South Africa is a growing economy with a well-regulated financial industry. Forex trading has recently become popular in the country as people see it as a potentially lucrative option for earning income. However, many forex brokers are offering different services, and it can become taxing to choose one among many.

You need to consider several factors before making the final decision. One of the critical factors is the fees and commissions charged by forex brokers in South Africa. Different brokers have different rates and fee structures.

Generally, they earn their fees through spreads, commissions, margin rates, conversion fees, deposit and withdrawal fees, overnight swap rates, and inactivity fees. You can learn how forex brokers make money in detail in the section below.

  • Spreads

In layman’s terms, spreads are the difference in the buying and selling price of currency pairs. They are measured in the smallest unit of price movements, known as pips. As a future forex trader, you should choose brokers with lower spreads.

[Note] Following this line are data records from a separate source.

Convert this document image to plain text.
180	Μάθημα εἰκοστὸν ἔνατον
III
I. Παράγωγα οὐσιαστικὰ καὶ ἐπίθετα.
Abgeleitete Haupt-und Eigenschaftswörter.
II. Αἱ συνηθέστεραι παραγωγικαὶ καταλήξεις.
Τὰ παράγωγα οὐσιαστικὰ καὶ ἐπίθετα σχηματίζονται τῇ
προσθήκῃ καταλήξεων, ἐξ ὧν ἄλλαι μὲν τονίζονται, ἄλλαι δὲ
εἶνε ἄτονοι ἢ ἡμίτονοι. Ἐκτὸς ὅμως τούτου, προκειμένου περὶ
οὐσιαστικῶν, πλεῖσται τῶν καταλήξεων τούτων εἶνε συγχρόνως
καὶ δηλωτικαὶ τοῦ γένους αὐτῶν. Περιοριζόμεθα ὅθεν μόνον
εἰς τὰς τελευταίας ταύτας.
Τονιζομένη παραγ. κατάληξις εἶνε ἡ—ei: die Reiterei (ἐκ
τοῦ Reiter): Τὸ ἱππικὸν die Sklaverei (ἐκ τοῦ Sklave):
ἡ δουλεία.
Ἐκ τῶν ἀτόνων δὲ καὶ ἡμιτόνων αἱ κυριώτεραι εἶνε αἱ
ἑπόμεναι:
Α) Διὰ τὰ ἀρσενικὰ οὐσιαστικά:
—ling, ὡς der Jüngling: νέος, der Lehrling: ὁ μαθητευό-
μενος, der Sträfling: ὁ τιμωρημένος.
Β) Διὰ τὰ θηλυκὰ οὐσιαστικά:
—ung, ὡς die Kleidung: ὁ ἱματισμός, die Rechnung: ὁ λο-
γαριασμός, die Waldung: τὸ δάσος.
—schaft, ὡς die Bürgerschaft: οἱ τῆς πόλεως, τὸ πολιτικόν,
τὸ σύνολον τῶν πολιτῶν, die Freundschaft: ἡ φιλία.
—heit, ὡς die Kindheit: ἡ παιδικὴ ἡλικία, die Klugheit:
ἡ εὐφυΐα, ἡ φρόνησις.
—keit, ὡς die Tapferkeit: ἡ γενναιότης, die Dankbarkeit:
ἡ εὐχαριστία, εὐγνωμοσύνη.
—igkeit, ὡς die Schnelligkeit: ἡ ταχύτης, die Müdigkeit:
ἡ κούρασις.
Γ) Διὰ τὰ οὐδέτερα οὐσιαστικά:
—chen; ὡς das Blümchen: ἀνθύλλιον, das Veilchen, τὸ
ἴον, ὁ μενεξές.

It will help in reducing the cost of forex trading. You should avoid brokers with wider spreads as it can mean a higher cost in trading.

  • Commissions

Some brokers charge commissions on each trade. Moreover, you should pay attention to spreads if they do not charge any commissions, which means they’re earning from spreads instead.

The rates are generally calculated as a percentage of the transaction value or a fixed fee. You can calculate and compare these rates across forex brokers in South Africa to determine which one is more beneficial to you.

  • Margin Rates

Most traders may not have the necessary funds to facilitate trading on forex platforms. Therefore, forex brokers offer margin rates as a benefit on top of their services. It means you can trade for a higher volume than the funds you have in your account.

However, forex brokers can charge an interest if you cross the threshold of borrowed funds. The rates can vary across brokers from one to five percent interest.

  • Conversion Fees

You can open either domestic or international accounts with a forex broker. Domestic accounts allow you to trade locally with Rand, but international accounts will enable you to access global markets.

Hence, some forex brokers in South Africa may charge a conversion fee if you trade in a different currency other than Rand. You should compare and see if your preferred brokers have such a fee and how much it will affect your trades.

  • Deposit and Withdrawal Fees

Most forex brokers have a minimum deposit value required to facilitate trading on forex platforms. However, they have different policies regarding charging deposit and withdrawal fees.

Moreover, the fees may differ depending on your withdrawal and deposit methods. There are a few brokers who may not charge such fees.

  • Overnight Swap Rates

Also known as rollover fees, they are charged on positions held overnight. The rates may differ across different forex brokers, depending on the interest rate differentials between currencies in the pair.

Hence, it can either be positive or negative based on the direction of the trade. You should carefully gloss over such details in the policy to know whether they charge a fee.

  • Inactivity Fees

As the name suggests, it is the fee charged to you if you do not trade for a certain period. Forex brokers use it as an incentive to encourage you to trade regularly. Hence, you won’t have to pay it if you’re actively using your accounts for trading.

The fees and the designated period may be different for different forex brokers. Some charge monthly, and the period may range from 12-24 months.

To summarize, forex brokers earn money from your trading activity in different ways. Remember that if they do not charge specific fees, then it means that they’re covering it in other areas. Always read your policies back and forth and consult a lawyer if required. It will help you to choose the right forex trader in South Africa at a reduced cost of trading.